Hose Colored Glasses
Recently Clarice Feldman addressed the issue of discriminatory affirmative action, making the case that ``looking at race`` is discriminatory against Asian college students. Right she is! Discriminating for one group is discriminating against another. If discrimination is morally unacceptable, it is morally unacceptable across the board, and using race or sex or lifestyle to promote the success of a group is every bit as bad as holding their station in life against them.

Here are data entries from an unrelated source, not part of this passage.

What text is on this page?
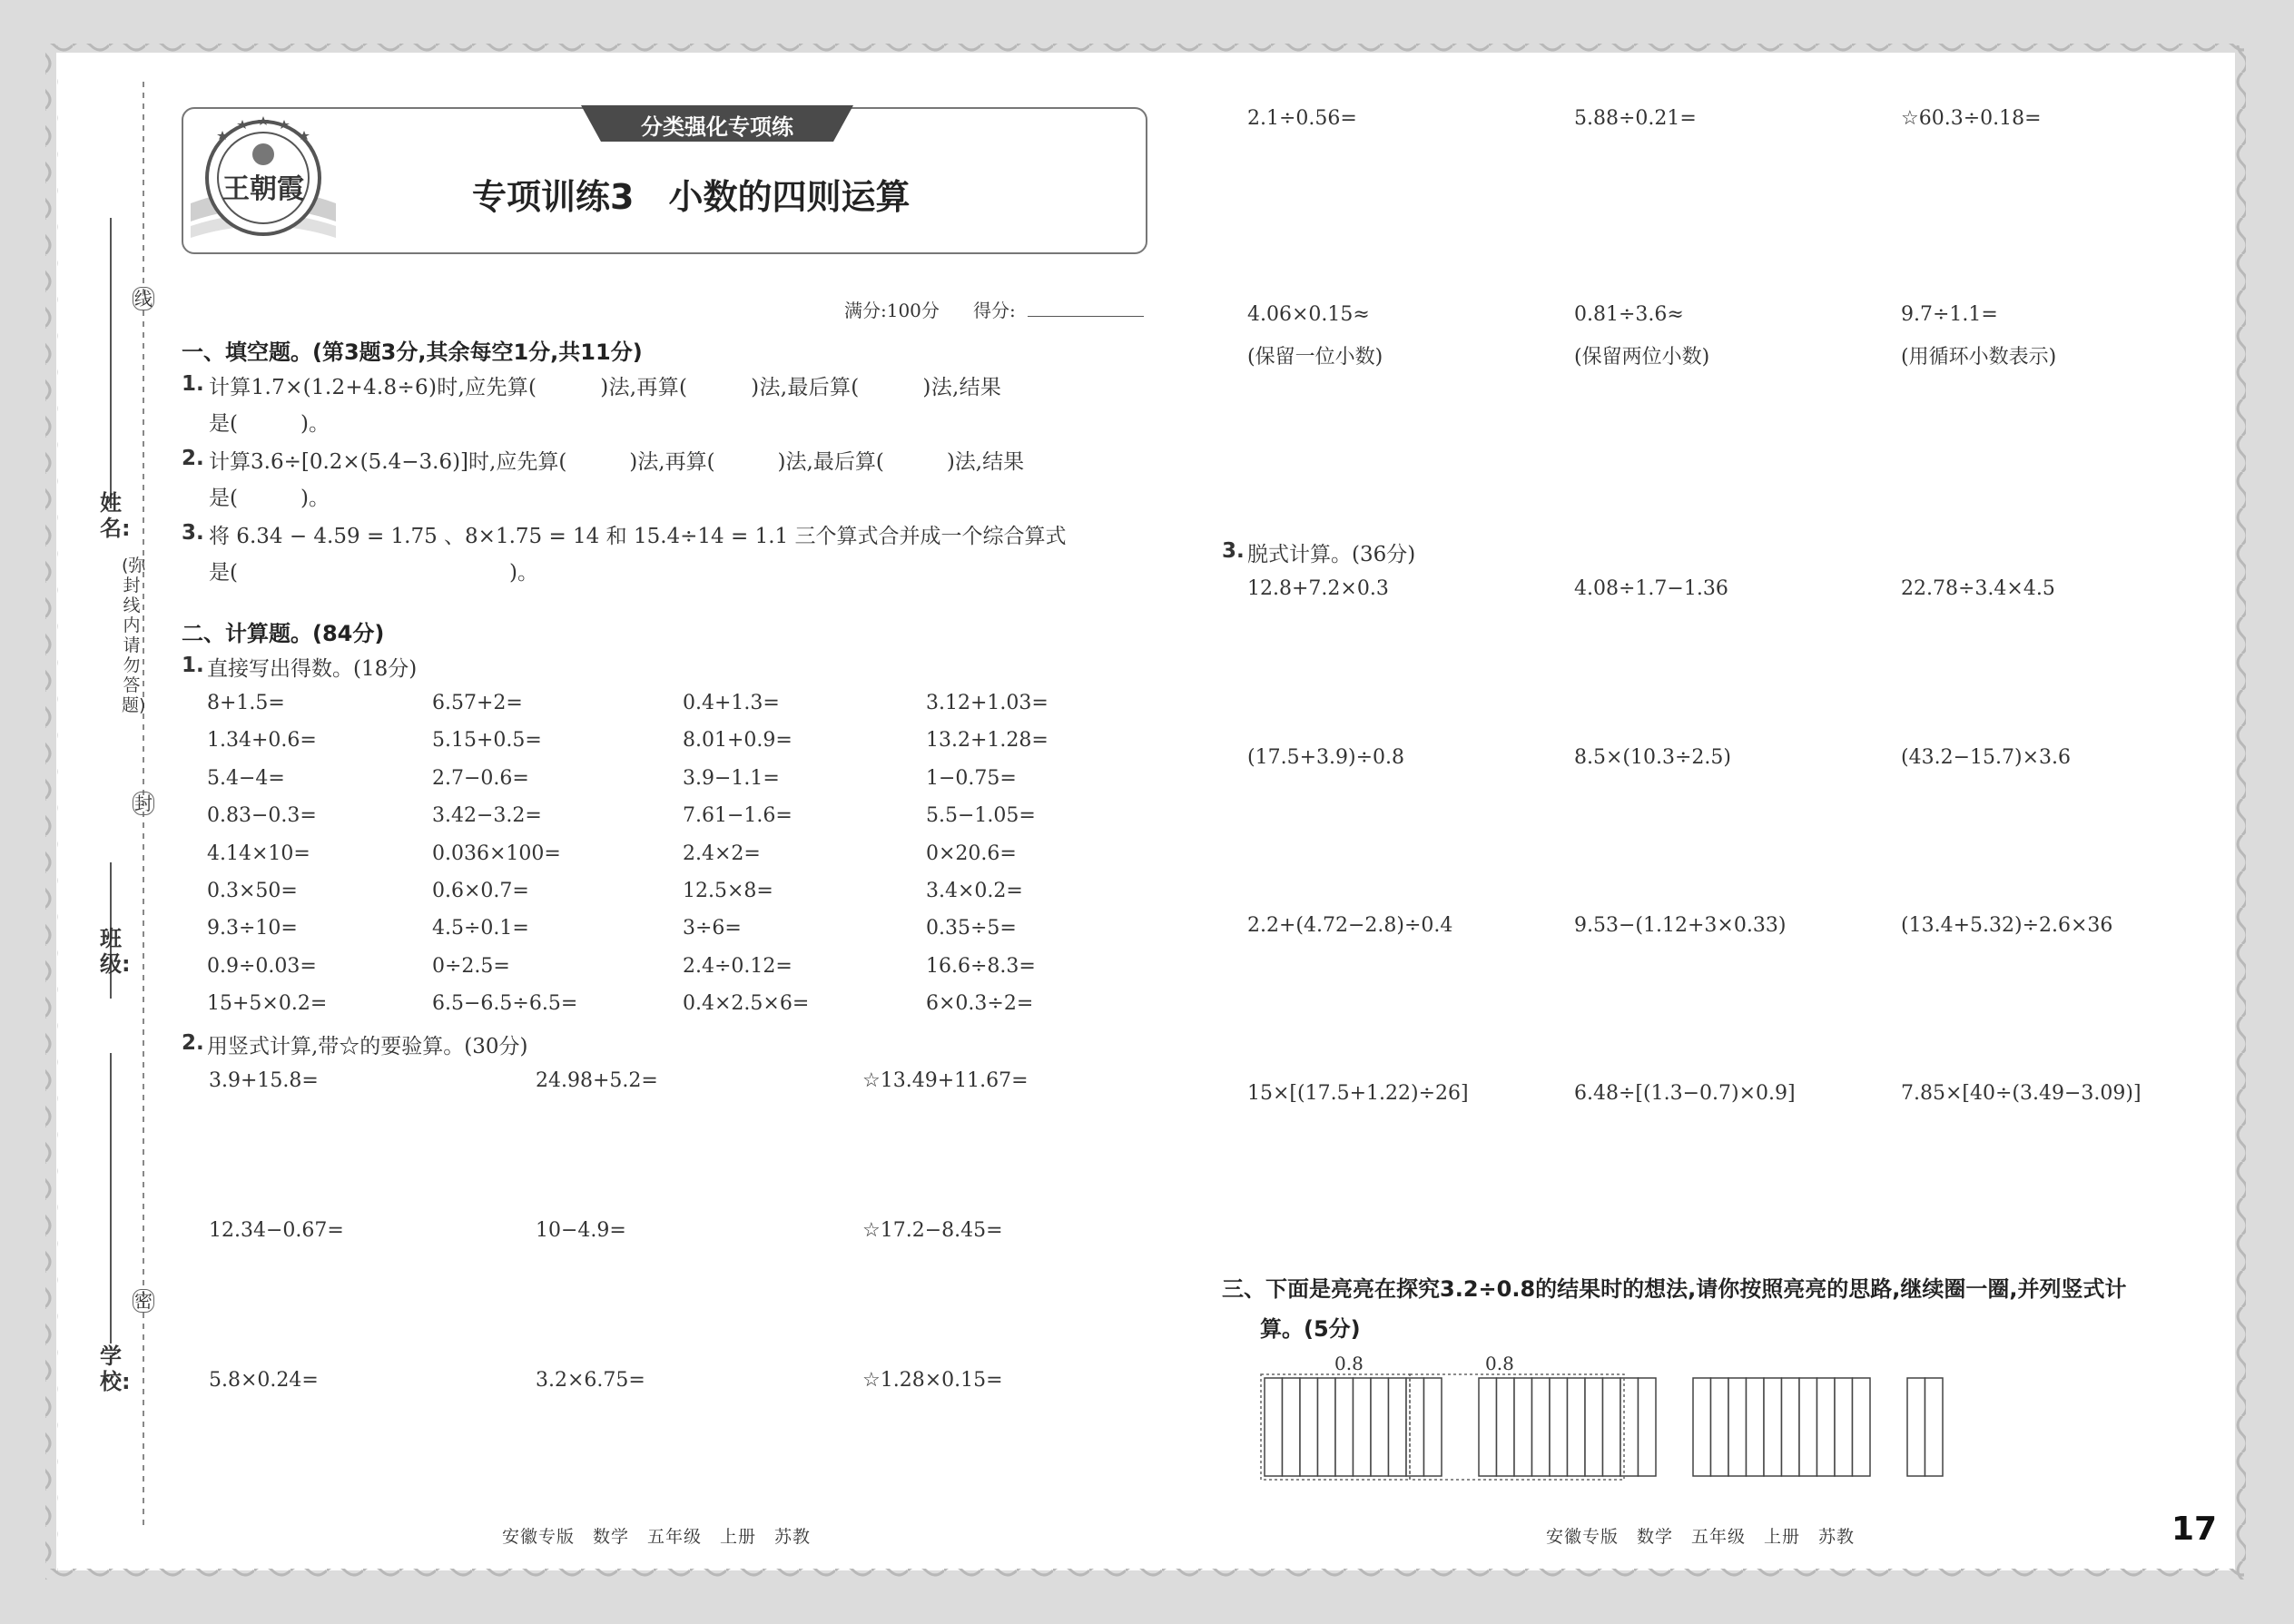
姓名:
班级:
学校:
线
封
密
(弥封线内请勿答题)
分类强化专项练
专项训练3　小数的四则运算
王朝霞
满分:100分 得分:
一、填空题。(第3题3分,其余每空1分,共11分)
1. 计算1.7×(1.2+4.8÷6)时,应先算(　　　)法,再算(　　　)法,最后算(　　　)法,结果
是(　　　)。
2. 计算3.6÷[0.2×(5.4−3.6)]时,应先算(　　　)法,再算(　　　)法,最后算(　　　)法,结果
是(　　　)。
3. 将 6.34 − 4.59 = 1.75 、8×1.75 = 14 和 15.4÷14 = 1.1 三个算式合并成一个综合算式
是(　　　　　　　　　　　　　)。
二、计算题。(84分)
1. 直接写出得数。(18分)
8+1.5=	6.57+2=	0.4+1.3=	3.12+1.03=
1.34+0.6=	5.15+0.5=	8.01+0.9=	13.2+1.28=
5.4−4=	2.7−0.6=	3.9−1.1=	1−0.75=
0.83−0.3=	3.42−3.2=	7.61−1.6=	5.5−1.05=
4.14×10=	0.036×100=	2.4×2=	0×20.6=
0.3×50=	0.6×0.7=	12.5×8=	3.4×0.2=
9.3÷10=	4.5÷0.1=	3÷6=	0.35÷5=
0.9÷0.03=	0÷2.5=	2.4÷0.12=	16.6÷8.3=
15+5×0.2=	6.5−6.5÷6.5=	0.4×2.5×6=	6×0.3÷2=
2. 用竖式计算,带☆的要验算。(30分)
3.9+15.8=	24.98+5.2=	☆13.49+11.67=
12.34−0.67=	10−4.9=	☆17.2−8.45=
5.8×0.24=	3.2×6.75=	☆1.28×0.15=
2.1÷0.56=	5.88÷0.21=	☆60.3÷0.18=
4.06×0.15≈	0.81÷3.6≈	9.7÷1.1=
(保留一位小数)	(保留两位小数)	(用循环小数表示)
3. 脱式计算。(36分)
12.8+7.2×0.3	4.08÷1.7−1.36	22.78÷3.4×4.5
(17.5+3.9)÷0.8	8.5×(10.3÷2.5)	(43.2−15.7)×3.6
2.2+(4.72−2.8)÷0.4	9.53−(1.12+3×0.33)	(13.4+5.32)÷2.6×36
15×[(17.5+1.22)÷26]	6.48÷[(1.3−0.7)×0.9]	7.85×[40÷(3.49−3.09)]
三、下面是亮亮在探究3.2÷0.8的结果时的想法,请你按照亮亮的思路,继续圈一圈,并列竖式计
算。(5分)
0.8	0.8
安徽专版　数学　五年级　上册　苏教	安徽专版　数学　五年级　上册　苏教	17
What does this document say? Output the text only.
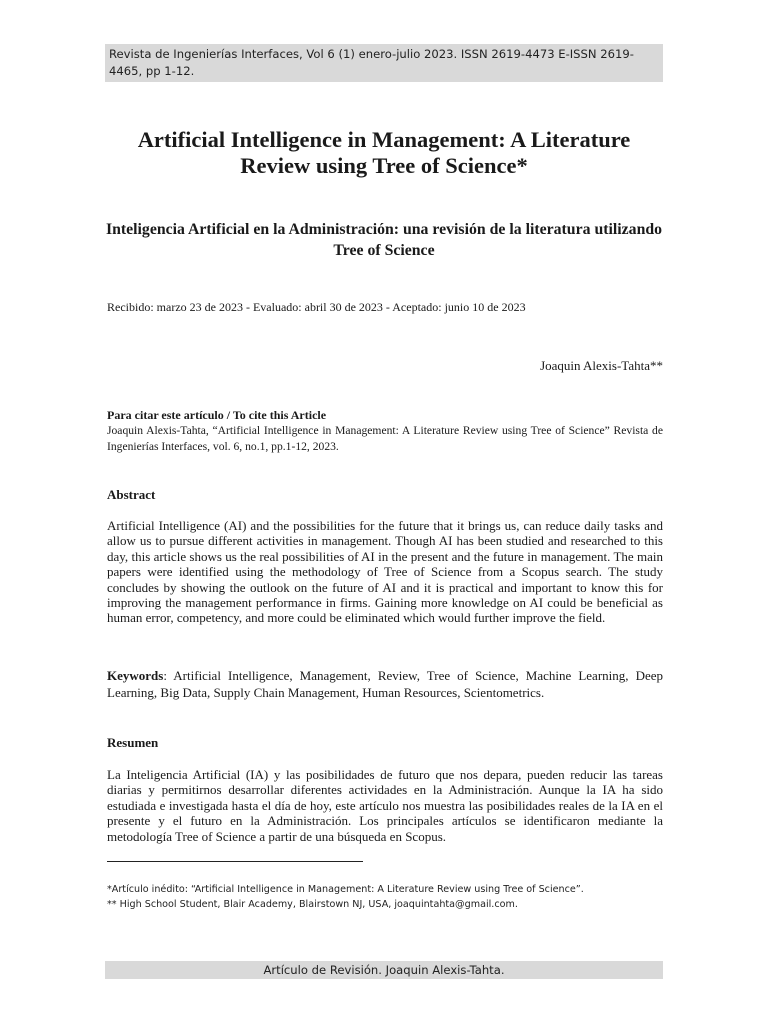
Revista de Ingenierías Interfaces, Vol 6 (1) enero-julio 2023. ISSN 2619-4473 E-ISSN 2619-4465, pp 1-12.
Artificial Intelligence in Management: A Literature Review using Tree of Science*
Inteligencia Artificial en la Administración: una revisión de la literatura utilizando Tree of Science
Recibido: marzo 23 de 2023 - Evaluado: abril 30 de 2023 - Aceptado: junio 10 de 2023
Joaquin Alexis-Tahta**
Para citar este artículo / To cite this Article
Joaquin Alexis-Tahta, “Artificial Intelligence in Management: A Literature Review using Tree of Science” Revista de Ingenierías Interfaces, vol. 6, no.1, pp.1-12, 2023.
Abstract
Artificial Intelligence (AI) and the possibilities for the future that it brings us, can reduce daily tasks and allow us to pursue different activities in management. Though AI has been studied and researched to this day, this article shows us the real possibilities of AI in the present and the future in management. The main papers were identified using the methodology of Tree of Science from a Scopus search. The study concludes by showing the outlook on the future of AI and it is practical and important to know this for improving the management performance in firms. Gaining more knowledge on AI could be beneficial as human error, competency, and more could be eliminated which would further improve the field.
Keywords: Artificial Intelligence, Management, Review, Tree of Science, Machine Learning, Deep Learning, Big Data, Supply Chain Management, Human Resources, Scientometrics.
Resumen
La Inteligencia Artificial (IA) y las posibilidades de futuro que nos depara, pueden reducir las tareas diarias y permitirnos desarrollar diferentes actividades en la Administración. Aunque la IA ha sido estudiada e investigada hasta el día de hoy, este artículo nos muestra las posibilidades reales de la IA en el presente y el futuro en la Administración. Los principales artículos se identificaron mediante la metodología Tree of Science a partir de una búsqueda en Scopus.
*Artículo inédito: “Artificial Intelligence in Management: A Literature Review using Tree of Science”.
** High School Student, Blair Academy, Blairstown NJ, USA, joaquintahta@gmail.com.
Artículo de Revisión. Joaquin Alexis-Tahta.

When I wrote St. Louis; The Democrats Paradise, I received quite a bit of mail about reverse racial discrimination in the St. Louis Fire Department, a situation which has been ongoing since 1991 and resulted in legal action. Unfortunately, the lawsuit failed to resolve the issue, and the current administration has stopped all promotions until suitable black candidates can be found. It should be noted that several white women are suffering the same discrimination as their male counterparts. Here are two separate timelines I received from readers proving a racial bias at the SLFP.
First responders cannot afford the acrimony which accompanies discriminatory affirmative action; firefighters, like soldiers, must depend on each-other for their lives-and the lives of those they are trying to save. They have to form a cohesive brotherhood, and know they can absolutely trust their comrades-in-hoses; the bitterness of discrimination erodes that trust and damages that necessary cohesion.
It seems that sauce for the goose is not sauce for the gander where liberal high dogma is concerned; it`s o.k. to discriminate for some but not for others.
These dangerous policies are not endemic to St. Louis; we see it in Shreveport, in Jacksonville, Miami, Atlanta, Chicago. In Minneapolis a lesbian was promoted to fire chief, and she began a campaign to hire and promote other homosexuals, while sexually harassing female firefighters. (Fortunately, Minneapolis has dealt with this decisively.)
In the post 911 world, such social engineering at the expense of excellence is more dangerous than ever; lives are simply too important to be sacrificed on the altar of political correctness.